Leopold was born in 1835 and was King of the Belgians from 1865 – 1909. We are told that he was lively and energetic practically from birth, and that he was unusually ambitious. Looking around him at countries like near neighbour France, distant Austro-Hungary, just-over-the-sea Britain, he saw empires. He wanted Belgium to have immense overseas territories too. She had some, of course, but in Leopold’s opinion not enough.
In 1876 at the age of forty-one he was President of the African International Association, which organised expeditions to Central Africa. Here was a vast area, he thought, in need of some Belgian influence. It is said he used the Association as a cover for his own plans.
Leopold had heard of the adventures of H.M. Stanley, who had crossed the African continent, followed the River Congo from the heart of Africa to the Atlantic coast. In 1879 the King employed Stanley. In the following five years he established land and water communications from the Congo estuary to Stanley Falls, a distance of one thousand miles.
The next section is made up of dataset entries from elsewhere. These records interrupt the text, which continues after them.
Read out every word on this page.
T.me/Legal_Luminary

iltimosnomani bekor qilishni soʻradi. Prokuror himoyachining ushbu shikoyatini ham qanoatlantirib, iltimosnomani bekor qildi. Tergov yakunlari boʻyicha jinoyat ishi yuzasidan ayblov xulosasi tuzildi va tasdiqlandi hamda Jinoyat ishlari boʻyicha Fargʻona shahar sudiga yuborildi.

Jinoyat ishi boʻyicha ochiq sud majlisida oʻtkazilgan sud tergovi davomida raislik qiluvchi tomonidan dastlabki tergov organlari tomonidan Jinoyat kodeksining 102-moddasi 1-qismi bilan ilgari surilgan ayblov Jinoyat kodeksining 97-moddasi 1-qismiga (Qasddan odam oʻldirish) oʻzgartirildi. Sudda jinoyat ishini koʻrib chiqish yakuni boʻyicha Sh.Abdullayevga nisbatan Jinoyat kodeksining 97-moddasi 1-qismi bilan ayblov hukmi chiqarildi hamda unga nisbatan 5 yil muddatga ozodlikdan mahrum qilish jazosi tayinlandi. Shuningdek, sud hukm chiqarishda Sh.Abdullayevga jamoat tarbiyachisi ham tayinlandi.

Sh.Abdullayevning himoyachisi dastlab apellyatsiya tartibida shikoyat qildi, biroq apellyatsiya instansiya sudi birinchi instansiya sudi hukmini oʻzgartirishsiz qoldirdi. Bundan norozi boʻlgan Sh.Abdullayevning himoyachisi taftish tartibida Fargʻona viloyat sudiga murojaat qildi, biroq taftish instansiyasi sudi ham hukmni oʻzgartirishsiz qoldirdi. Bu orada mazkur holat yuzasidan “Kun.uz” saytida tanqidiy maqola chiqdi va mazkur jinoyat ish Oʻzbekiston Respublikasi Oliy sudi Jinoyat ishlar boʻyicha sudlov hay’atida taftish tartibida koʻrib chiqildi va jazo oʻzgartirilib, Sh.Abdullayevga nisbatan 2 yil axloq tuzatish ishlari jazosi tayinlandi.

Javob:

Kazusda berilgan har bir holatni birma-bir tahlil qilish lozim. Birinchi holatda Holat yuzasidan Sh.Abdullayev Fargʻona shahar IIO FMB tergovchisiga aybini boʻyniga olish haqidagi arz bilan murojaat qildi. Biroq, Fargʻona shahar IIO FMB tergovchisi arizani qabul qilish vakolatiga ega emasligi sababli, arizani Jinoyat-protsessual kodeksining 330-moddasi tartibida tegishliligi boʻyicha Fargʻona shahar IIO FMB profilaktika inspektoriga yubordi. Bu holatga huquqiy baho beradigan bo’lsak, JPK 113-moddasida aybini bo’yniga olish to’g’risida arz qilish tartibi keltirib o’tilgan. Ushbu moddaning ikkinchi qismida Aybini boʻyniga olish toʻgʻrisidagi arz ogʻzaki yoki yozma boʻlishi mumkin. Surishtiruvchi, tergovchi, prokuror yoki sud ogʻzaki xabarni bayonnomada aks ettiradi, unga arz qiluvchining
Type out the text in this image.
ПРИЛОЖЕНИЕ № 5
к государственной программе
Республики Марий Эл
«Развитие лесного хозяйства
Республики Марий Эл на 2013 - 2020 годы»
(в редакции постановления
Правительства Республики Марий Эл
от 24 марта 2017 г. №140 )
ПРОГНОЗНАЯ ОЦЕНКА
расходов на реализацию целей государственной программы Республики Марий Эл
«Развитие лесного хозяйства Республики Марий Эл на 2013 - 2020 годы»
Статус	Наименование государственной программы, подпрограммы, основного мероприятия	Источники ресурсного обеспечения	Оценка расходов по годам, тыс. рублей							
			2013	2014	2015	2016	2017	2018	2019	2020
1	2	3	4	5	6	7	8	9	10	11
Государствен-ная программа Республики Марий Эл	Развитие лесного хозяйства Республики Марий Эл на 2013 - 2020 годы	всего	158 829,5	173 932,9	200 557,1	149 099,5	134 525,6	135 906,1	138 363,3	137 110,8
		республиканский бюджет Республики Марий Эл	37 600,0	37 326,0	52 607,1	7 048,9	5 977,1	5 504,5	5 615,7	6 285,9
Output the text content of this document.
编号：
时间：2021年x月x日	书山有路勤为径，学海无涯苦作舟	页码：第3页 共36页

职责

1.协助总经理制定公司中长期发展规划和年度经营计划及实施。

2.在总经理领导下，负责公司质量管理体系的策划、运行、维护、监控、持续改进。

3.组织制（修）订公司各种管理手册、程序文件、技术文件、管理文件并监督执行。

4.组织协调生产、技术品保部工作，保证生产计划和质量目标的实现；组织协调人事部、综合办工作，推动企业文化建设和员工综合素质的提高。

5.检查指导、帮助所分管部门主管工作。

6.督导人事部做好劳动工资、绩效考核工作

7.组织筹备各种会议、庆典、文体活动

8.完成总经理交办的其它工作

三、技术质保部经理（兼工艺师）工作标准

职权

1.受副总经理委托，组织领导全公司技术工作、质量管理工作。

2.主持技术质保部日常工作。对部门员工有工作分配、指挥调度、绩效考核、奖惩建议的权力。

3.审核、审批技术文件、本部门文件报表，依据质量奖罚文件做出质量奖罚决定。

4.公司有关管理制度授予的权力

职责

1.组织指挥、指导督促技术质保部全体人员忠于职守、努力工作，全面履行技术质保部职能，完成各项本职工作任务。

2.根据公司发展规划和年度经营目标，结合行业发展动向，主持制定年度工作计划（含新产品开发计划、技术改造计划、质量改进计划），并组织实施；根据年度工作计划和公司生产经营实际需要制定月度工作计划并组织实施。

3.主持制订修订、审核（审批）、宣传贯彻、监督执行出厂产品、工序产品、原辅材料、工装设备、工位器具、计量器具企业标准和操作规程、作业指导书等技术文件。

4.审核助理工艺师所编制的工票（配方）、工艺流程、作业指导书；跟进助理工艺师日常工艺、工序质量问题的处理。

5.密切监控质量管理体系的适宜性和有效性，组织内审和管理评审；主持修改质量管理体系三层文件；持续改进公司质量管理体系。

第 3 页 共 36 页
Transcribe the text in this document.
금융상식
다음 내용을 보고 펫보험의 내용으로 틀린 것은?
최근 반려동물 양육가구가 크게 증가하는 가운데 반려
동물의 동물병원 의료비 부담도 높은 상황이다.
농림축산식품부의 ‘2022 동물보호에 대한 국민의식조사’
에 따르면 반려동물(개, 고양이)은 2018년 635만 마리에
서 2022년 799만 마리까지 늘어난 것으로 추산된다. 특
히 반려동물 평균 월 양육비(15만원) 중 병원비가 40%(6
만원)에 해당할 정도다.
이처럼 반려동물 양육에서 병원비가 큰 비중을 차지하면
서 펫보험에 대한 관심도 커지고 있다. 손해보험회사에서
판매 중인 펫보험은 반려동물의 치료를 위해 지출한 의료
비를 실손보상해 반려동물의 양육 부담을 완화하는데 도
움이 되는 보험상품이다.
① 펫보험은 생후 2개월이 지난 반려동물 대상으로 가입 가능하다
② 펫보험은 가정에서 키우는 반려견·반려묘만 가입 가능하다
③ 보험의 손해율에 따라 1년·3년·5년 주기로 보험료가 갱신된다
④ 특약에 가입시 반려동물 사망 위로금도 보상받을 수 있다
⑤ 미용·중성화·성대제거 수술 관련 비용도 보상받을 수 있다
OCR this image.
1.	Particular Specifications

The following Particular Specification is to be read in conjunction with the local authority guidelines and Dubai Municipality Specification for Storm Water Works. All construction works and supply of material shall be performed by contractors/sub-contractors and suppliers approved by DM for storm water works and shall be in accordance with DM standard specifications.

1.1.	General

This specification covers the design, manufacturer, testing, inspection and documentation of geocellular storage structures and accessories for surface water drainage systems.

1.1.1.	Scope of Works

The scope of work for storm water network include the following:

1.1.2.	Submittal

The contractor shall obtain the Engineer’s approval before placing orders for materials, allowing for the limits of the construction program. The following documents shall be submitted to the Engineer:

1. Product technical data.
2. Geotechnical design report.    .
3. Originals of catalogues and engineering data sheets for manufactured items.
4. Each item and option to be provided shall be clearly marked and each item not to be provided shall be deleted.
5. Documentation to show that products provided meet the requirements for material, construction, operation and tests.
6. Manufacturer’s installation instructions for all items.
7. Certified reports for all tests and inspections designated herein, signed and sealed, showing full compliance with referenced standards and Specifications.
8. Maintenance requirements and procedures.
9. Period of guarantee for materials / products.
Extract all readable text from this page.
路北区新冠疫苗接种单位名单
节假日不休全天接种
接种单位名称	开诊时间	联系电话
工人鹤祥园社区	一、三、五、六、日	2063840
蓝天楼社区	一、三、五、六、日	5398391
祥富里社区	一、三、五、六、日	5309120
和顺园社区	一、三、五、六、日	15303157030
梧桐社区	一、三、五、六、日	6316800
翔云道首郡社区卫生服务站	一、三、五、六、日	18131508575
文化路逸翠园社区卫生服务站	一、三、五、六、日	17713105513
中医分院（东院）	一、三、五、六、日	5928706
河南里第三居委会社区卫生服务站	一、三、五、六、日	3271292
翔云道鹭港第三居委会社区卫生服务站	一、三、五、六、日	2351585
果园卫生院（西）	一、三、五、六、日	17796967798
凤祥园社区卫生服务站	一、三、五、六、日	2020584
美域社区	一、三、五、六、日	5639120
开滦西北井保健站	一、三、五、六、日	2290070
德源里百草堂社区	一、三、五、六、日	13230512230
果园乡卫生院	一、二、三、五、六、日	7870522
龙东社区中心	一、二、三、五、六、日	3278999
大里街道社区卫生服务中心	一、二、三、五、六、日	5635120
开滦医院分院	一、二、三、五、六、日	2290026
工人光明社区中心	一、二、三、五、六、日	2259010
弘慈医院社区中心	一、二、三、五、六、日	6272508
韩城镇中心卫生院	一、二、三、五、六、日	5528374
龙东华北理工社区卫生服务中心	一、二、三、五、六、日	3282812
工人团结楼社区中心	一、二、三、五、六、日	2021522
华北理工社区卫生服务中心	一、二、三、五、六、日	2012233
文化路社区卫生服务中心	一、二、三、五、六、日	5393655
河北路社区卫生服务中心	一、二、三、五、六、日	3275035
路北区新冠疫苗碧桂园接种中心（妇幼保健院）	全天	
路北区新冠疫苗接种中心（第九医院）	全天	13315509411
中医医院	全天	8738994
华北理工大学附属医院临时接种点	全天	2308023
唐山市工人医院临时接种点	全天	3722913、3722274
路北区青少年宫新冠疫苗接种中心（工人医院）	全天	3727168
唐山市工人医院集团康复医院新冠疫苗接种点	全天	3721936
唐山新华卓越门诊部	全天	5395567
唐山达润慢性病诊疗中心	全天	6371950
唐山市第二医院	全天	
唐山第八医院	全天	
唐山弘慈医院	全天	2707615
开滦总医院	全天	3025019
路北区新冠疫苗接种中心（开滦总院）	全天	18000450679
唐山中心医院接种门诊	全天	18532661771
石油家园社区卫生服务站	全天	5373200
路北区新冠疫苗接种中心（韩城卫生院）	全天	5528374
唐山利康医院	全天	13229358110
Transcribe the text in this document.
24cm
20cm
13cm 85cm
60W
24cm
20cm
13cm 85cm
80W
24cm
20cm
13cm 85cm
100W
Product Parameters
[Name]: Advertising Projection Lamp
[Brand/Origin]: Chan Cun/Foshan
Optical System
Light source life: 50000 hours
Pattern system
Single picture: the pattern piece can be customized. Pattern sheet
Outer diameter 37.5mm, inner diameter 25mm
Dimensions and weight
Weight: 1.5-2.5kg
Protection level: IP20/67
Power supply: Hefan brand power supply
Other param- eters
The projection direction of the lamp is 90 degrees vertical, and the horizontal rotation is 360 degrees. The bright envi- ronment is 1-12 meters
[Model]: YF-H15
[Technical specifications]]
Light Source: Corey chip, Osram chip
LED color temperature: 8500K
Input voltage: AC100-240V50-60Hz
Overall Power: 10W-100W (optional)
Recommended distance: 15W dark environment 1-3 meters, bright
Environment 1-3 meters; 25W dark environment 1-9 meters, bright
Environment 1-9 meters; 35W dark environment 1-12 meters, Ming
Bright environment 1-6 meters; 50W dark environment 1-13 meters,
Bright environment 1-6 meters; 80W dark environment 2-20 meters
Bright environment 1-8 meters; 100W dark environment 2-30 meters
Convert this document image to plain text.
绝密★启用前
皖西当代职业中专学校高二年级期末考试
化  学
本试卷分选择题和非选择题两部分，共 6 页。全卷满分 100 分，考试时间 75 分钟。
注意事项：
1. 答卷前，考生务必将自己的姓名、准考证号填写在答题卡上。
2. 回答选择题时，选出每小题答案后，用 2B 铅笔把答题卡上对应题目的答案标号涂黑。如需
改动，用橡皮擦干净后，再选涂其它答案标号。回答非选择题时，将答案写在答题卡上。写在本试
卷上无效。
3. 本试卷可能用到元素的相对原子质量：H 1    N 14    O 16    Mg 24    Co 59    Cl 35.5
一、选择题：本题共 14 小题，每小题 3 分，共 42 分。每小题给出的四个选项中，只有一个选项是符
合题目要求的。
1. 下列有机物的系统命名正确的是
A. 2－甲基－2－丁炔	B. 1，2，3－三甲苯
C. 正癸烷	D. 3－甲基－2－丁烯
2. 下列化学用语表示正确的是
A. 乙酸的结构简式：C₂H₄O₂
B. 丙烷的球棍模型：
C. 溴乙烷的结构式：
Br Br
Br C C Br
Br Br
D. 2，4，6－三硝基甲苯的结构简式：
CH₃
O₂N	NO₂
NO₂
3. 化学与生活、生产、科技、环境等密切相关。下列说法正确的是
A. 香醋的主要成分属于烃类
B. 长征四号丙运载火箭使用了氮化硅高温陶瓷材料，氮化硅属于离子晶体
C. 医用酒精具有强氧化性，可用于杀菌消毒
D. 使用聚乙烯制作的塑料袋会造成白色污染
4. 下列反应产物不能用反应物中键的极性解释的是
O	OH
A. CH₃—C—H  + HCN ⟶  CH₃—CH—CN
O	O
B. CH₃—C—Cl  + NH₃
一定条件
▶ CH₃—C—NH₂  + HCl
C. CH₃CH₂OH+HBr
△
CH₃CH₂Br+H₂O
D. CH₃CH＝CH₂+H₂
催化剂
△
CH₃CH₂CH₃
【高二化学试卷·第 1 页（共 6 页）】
This could have been a magnificent start for the King’s colonial ambitions but he was stopped by his own Parliament, which disrespectfully disagreed with the Monarch’s territorial desire for African colonies. This did not hinder Leopold, who reckoned he would form a personal empire with the support of the great powers Britain, France and Germany. A good talker, Leopold persuaded representatives of the three that it would be preferable to make the Congo a ‘free trade area’ under his ‘international’ regime (remember the African International Association), rather than let its riches fall into the hands of a rival, for instance, Russia or Scandinavia.
The Berlin Conference (1884) established the Congo Free State (with Leopold as its chief), and recognised it as a ‘Sovereign (literally) State. This means that a very large part of Equatorial Africa had now become the private estate of a European king. It was all arranged cleverly, but Leopold himself never actually visited the Congo! All he wanted was to make money out of it, as all owners of private estates do. He encouraged his officials to demand goods such as rubber and ivory from the headmen of each village. Pity those chiefs who did not comply. They were officially mutilated, flogged or had their hands and feet cut off. Sometimes they were simply eliminated.
Inevitably, this reign of terror was reported in the international press and there was a huge outcry.
Leopold was represented as a cruel dictator, and the Belgian Government was forced to take control out of his hands – something they were loth to do, had never wanted anyway. Shortly afterwards Leopold II died in 1909. He was seventy-four.